Open verdict returned at inquest into death of solicitor who drowned at Dún Laoghaire marina

David Montgomery, managing partner of Dublin law firm, was under investigation by the Law Society at time of death over €1.7 million deficit in client account

The body of a solicitor who was under investigation by the Law Society at the time of his death was discovered in the water near his boat moored in Dún Laoghaire, an inquest has heard.

David Montgomery (54), managing partner in his family’s legal practice, Thomas Montgomery & Son Solicitors, in Dún Laoghaire, died as a result of drowning on October 10th, 2022.

Dublin District Coroner’s Court heard that Mr Montgomery, a married father of two, was reported missing after relatives became concerned about him not responding to phone calls earlier that afternoon.

His wife, Ciara McGoldrick, told the inquest that she and her husband had breakfast as usual that morning and he told her he was going into the Four Courts to attend a trial. He sent her a text at about 1pm saying he was still in court and a later text to say he had left town as the case had been settled.


Ms McGoldrick said she and her brother-in-law, Iain Montgomery, became worried when David failed to respond to calls and texts and reported him missing to gardaí in Dún Laoghaire that evening.

She said they went to the marina in Dún Laoghaire, where they owned a boat, and noticed his car was parked there. The inquest heard that there were some tools on the deck of the boat and Ms McGoldrick recalled her husband had talked about getting the vessel ready for winter.

While they were at the marina, she said her husband’s body appeared in the water beside his boat.

Asked by the coroner Clare Keane if she had any concerns about her husband, Ms McGoldrick said he had “an issue” with the Law Society which they had never discussed. However, she said he would have been stressed “by what was going on with the Law Society”.

She added that she had learned about the matter only on the day of his death from her brother-in-law.

Ms McGoldrick said her husband had also spoken about the case he had attended in the Four Courts earlier that day “going badly”. She told Dr Keane that it was “out of character” for her husband not to respond to phone calls and to not be home by 6.30pm.

The inquest heard that Mr Montgomery was not in the habit of wearing a life jacket when on the boat while it was in the marina.

Paramedic Andrew O’Toole said emergency services tried for 40 minutes to resuscitate the victim without success.

Garda Daniel Nugent gave evidence that there was no sign of anything out of place or any struggle on board the boat. He stated that weather conditions at the time were “calm, still and dry”.

The inquest heard that gardaí were uncertain how Mr Montgomery had entered the water but were satisfied it was a “tragic accident”. Postmortem results confirmed he had died as a result of drowning while also revealing he had moderate cardiac disease and an abrasion above an ear.

Joanelle O’Cleirigh, solicitor for Ms McGoldrick, asked the coroner to consider returning a verdict of accidental death as Mr Montgomery had been intending to fix his boat. Dr Keane said she did not have enough evidence to conclude that his death was accidental, intentional or due to misadventure.

Returning an open verdict, the coroner said it would have to be “a completely out-of-the-blue event” to make a finding of accidental death.
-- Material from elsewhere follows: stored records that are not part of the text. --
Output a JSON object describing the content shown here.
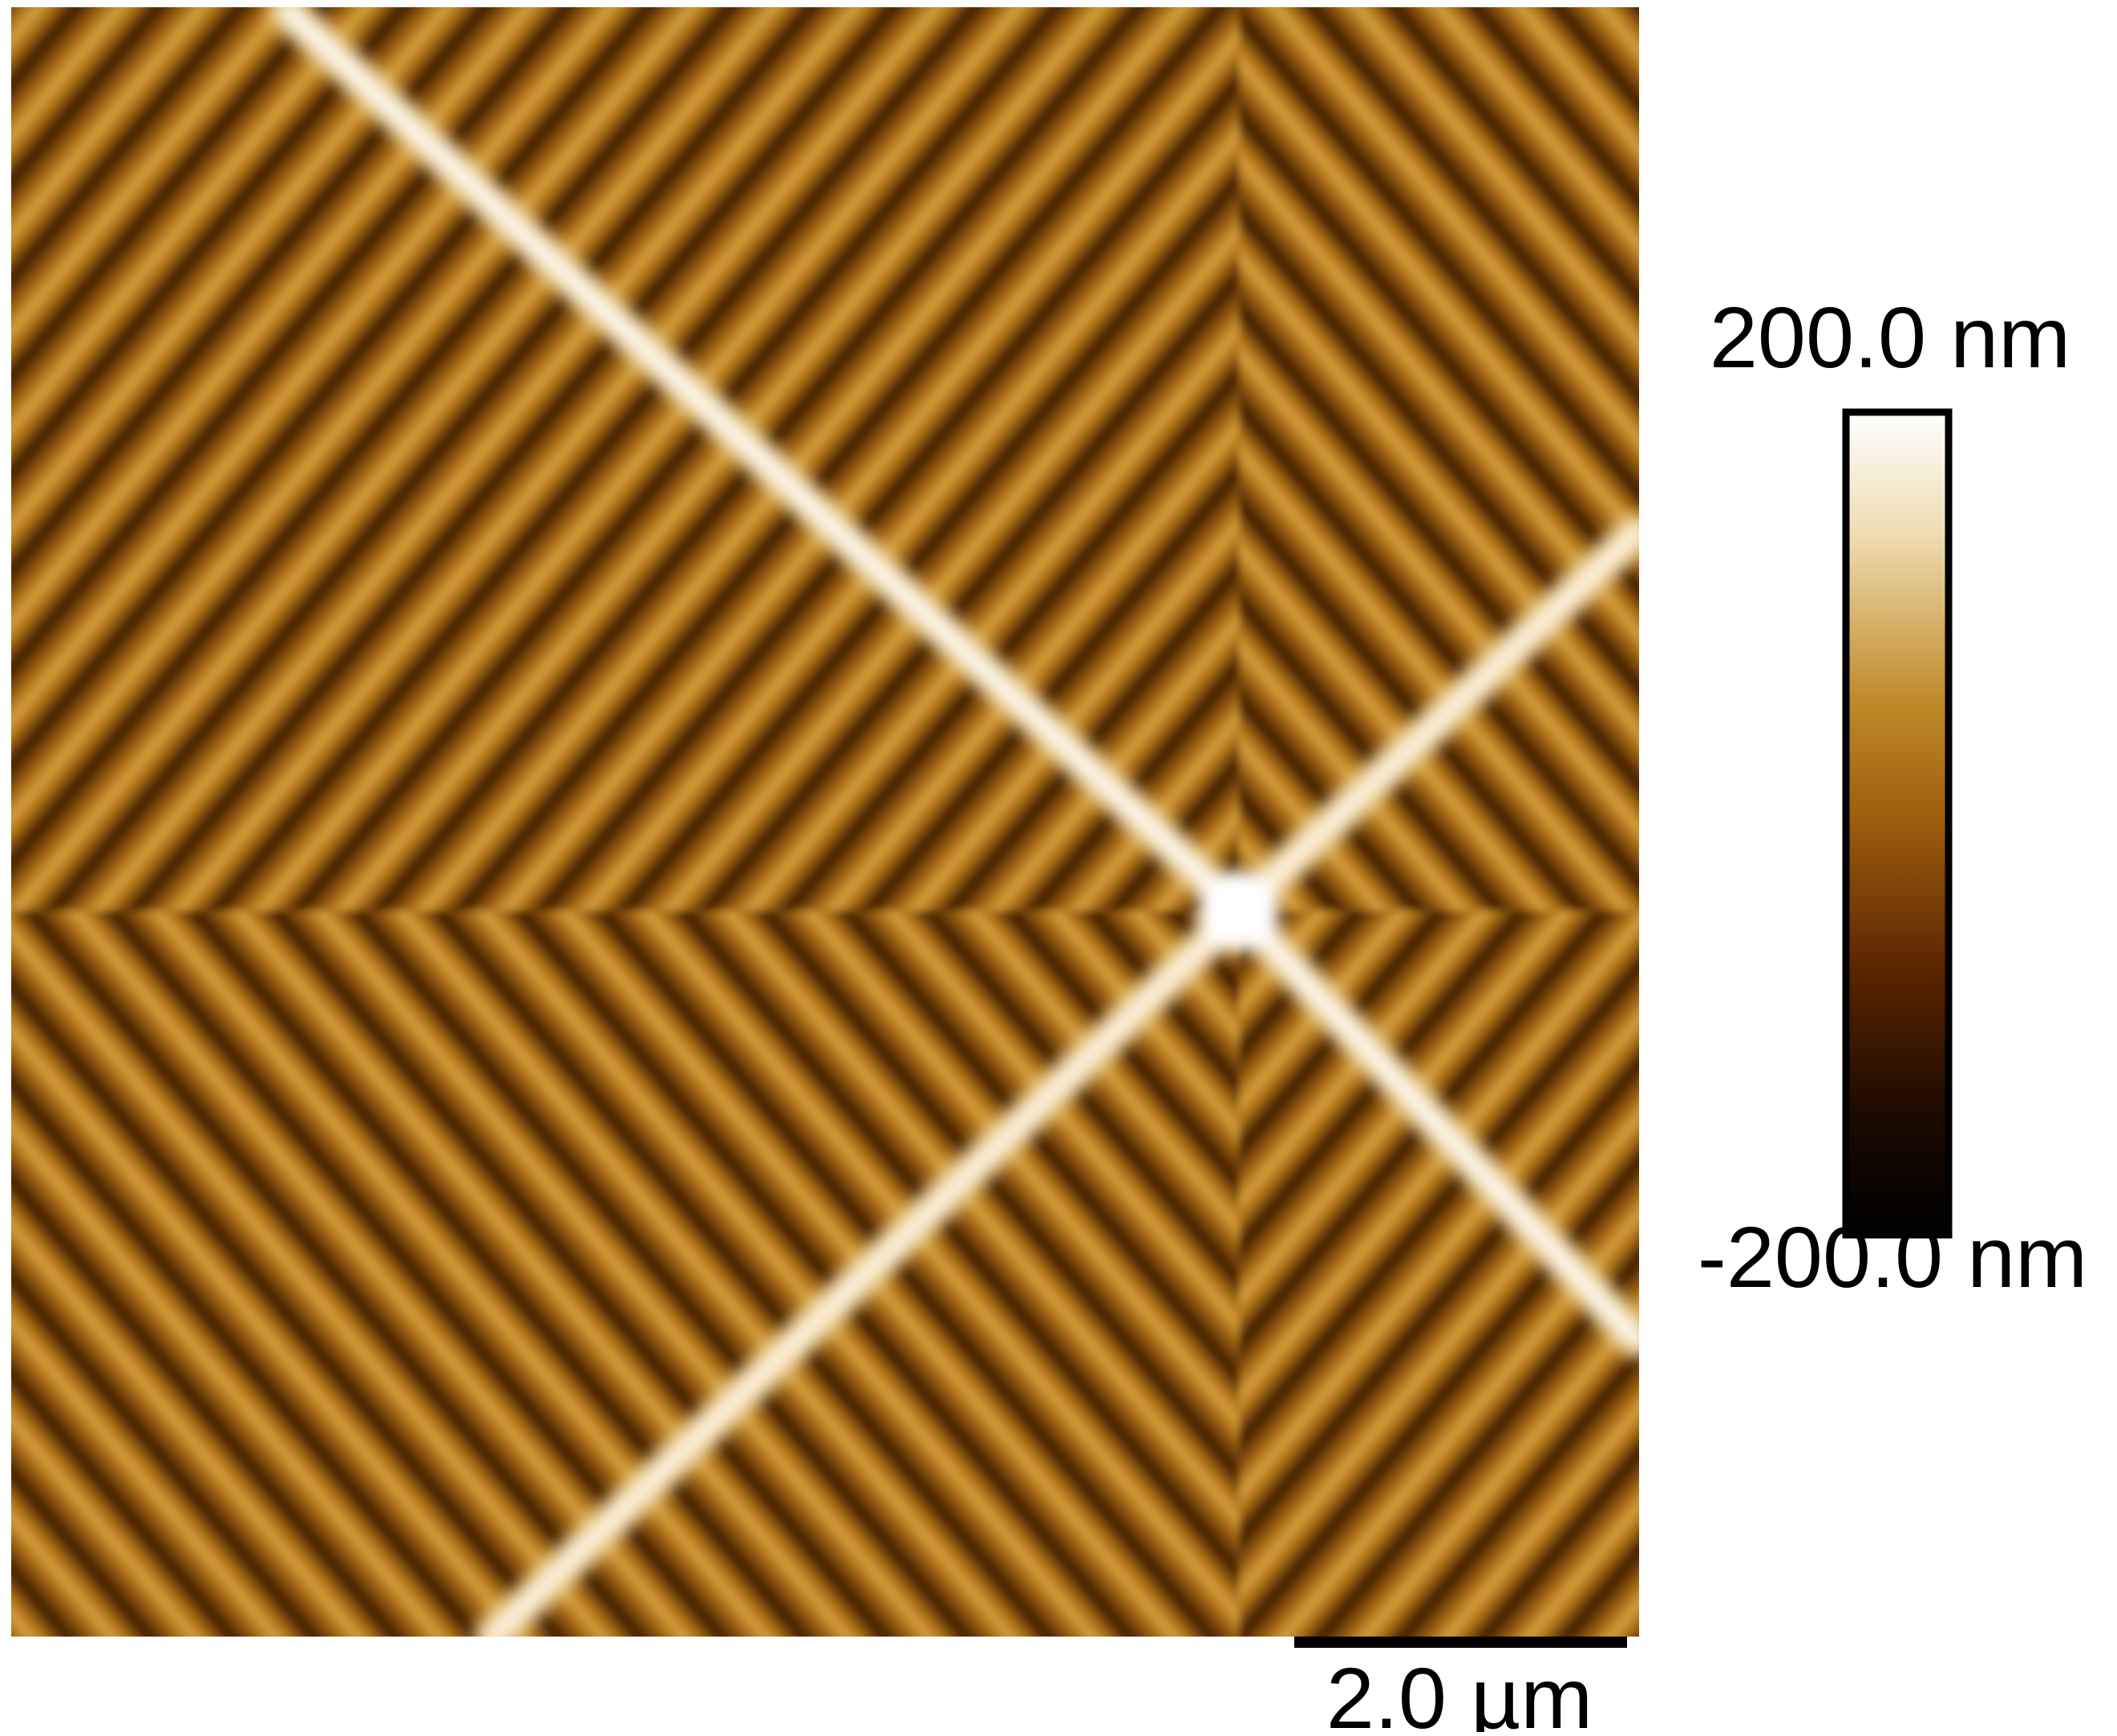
{
  "colorbar": {
    "max_label": "200.0 nm",
    "min_label": "-200.0 nm"
  },
  "scale_bar": {
    "label": "2.0 µm"
  }
}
While she was not making any judgment, Dr Keane noted that the deceased had been “acting out of character” on the day of his death.

The High Court last year heard that an estimated deficit of more than €1.7 million was uncovered during an investigation by the Law Society into the law firm run by Mr Montgomery and his father, William Montgomery. The deceased, who was a practising solicitor since 1995, was managing partner at the firm from 2005 until the time of his death.